Un tafferuglio in via Pietro Peri: il fascista scaglia una o due tazze di birra addosso a un ticinese, che per ringraziarlo delle sue cortesie gli dà un paio di bastonate, 1929
Qui non siamo ancora in terra di conquista; qui la democrazia non è ancora putrefatta. Il distintivo del fascio in Ticino era già una provocazione.
Il 10 giugno 1929 un giornale ticinese racconta un tafferuglio avvenuto la sera prima in via Pietro Peri, per opera del solito fascista tracotante. Davanti alla bottega del popolare Gin è avvenuto uno scambio di parole tra un passante e un fascista che ostentava il distintivo; distintivo fascista significa per sé provocazione. Dalle parole piane ai fatti il passo è stato assai breve: il fascista gesticola dapprima, poi scaglia una o due tazze di birra all'indirizzo di un ticinese, il quale, da uomo assai mobile, ha fatto subito civetta e per ringraziare il fascista delle sue cortesie gli ha dato un paio di bastonate. Un breve serra serra e tutto è finito lì. Il giornale aggiunge che il comizio di Bellinzona, al quale hanno partecipato cittadini di ogni colore politico, ha detto chiaro che è ora di finirla: qui non siamo ancora in terra di conquista, qui la democrazia non è ancora putrefatta, qui è ora che si possa vivere in pace senza che gente venga a provocare, sia pure con un distintivo del fascio, distintivo che rappresenta una lunga dolorosa odissea di stragi e di misfatti. Negli anni Venti e Trenta i fasci italiani erano attivi anche in Ticino e gli scontri di piazza erano frequenti.
Testo integrale del ritaglio
UN TAFFERUGLIO Lo sapevamo bene, noi, che l'assenza dei gendarmi dalla città non avrebbe potuto impedire inconvenienti come quello che si è verificato, ieri sera, in Via Pietro Peri, per opera del solito fascista tracotante. Raccontiamo come ci si è riferito. Dinanzi alla bottega del popolare Gin è avvenuto uno scambio di parole tra un passante ed un fascista ostentante il... distintivo. Distintivo fascista significa per sè provocazione. Dalle parole piane ai fatti, il passo è stato assai breve.
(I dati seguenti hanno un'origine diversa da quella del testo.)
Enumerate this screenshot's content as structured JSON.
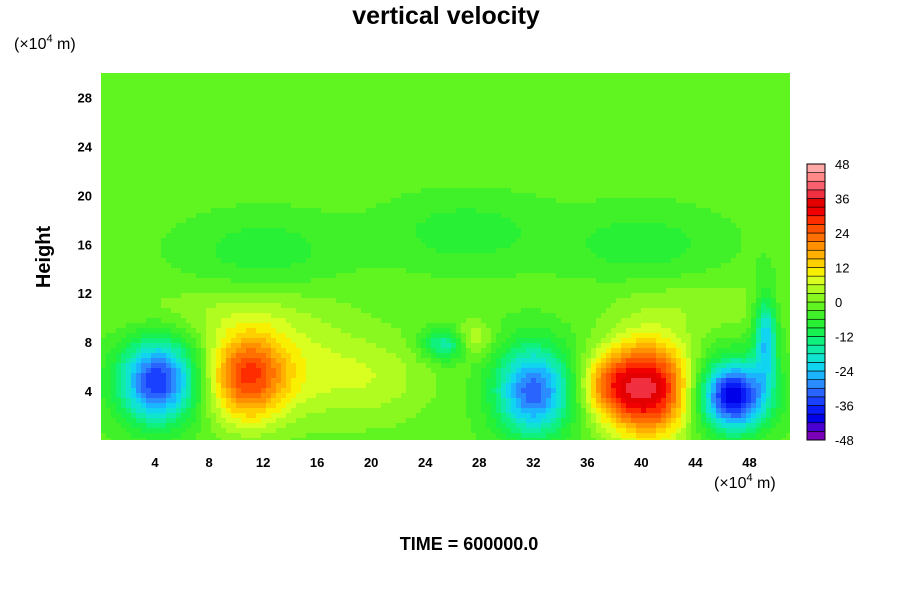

Il fascista gesticola dapprima, poi scaglia una o due «tazze» di birra all'indirizzo di un ticinese. Il quale, da uomo assai mobile, ha fatto subito civetta e per ringraziare il fascista delle sue cortesie gli ha dato un paio di bastonate. Un breve serra serra. E tutto è finito lì. Ma non hanno ancora capito, i signori fascisti, che l'aria incomincia a diventare calda; anche solo con l'esibizione del distintivo? Ieri, il comizio di Bellinzona del quale si parla in altra parte del giornale ed al quale hanno partecipato cittadini di ogni colore politico, ha detto chiaro che è ora di finirla! Qui, non siamo ancora in terra di conquista; qui la democrazia non è ancora putrefatta; qui è ora che si possa vivere in pace, senza che gente venga a provocare, sia pure con un distintivo del fascio, distintivo che rappresenta, al postutto, una lunga dolorosa odissea di stragi e di misfatti.